A fondamento dell’impugnazione deduceva l’illegittimità della notifica dell’atto di accertamento perché erroneamente destinata all’Autorità portuale anziché alla concessionaria, soggetto passivo di imposta; la violazione del principio del contraddittorio; l’erronea classificazione; la violazione della L. n. 262 del 2006, art. 2, comma 40, nonché l’insufficiente motivazione. L’Agenzia delle entrate non si costituiva in giudizio. La CTP accoglieva il ricorso ritenendolo fondato nel merito.
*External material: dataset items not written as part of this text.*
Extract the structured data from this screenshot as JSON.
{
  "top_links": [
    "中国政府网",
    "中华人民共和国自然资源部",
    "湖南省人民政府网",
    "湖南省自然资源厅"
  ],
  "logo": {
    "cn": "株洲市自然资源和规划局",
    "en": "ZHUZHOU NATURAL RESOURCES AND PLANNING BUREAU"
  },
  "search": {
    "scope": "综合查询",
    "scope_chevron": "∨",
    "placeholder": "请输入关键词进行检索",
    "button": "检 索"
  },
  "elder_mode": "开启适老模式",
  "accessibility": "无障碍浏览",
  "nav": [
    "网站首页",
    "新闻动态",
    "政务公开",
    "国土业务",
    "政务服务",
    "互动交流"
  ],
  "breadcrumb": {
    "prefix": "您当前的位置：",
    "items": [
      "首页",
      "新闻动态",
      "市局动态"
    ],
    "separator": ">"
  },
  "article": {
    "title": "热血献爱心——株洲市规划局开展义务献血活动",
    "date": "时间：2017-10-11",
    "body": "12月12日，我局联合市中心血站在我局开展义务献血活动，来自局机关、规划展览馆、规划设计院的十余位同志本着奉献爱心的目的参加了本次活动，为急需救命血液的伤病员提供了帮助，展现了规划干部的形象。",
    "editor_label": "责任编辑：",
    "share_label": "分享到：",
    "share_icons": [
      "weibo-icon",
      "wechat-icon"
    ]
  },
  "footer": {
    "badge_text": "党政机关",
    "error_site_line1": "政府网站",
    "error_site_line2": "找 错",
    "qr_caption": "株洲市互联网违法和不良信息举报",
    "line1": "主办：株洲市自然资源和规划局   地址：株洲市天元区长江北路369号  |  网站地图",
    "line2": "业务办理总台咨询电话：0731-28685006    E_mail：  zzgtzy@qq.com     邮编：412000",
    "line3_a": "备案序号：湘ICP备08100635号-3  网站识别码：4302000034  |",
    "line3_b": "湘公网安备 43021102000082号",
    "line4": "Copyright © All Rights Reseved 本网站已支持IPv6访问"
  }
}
L’Ufficio impugnava tale decisione avanti alla Commissione tributaria regionale la quale accoglieva l’appello dichiarando il difetto di legittimazione attiva della General Cargo in quanto concessionaria dell’unità immobiliare oggetto dell’accertamento catastale.
La contribuente ha proposto ricorso per la cassazione di tale sentenza affidato a 2 motivi di ricorso.
L’Agenzia è rimasta intimata.
Il Procuratore generale ha chiesto il rigetto del ricorso.
RAGIONI DELLA DECISIONE
Con il primo motivo la ricorrente denuncia la violazione e falsa applicazione degli artt. 6 e 13 CEDU, art. 6 TFUE, p. 1 e 2, della Carta dei diritti fondamentali dell’Unione Europea, artt. 41 e 47, e art. 11 Cost., in quanto l’affermazione della insussistenza della legittimazione del concessionario ad impugnare l’atto di classamento, lesivo della propria sfera giuridica, violerebbe il principio di effettività della tutela giurisdizionale.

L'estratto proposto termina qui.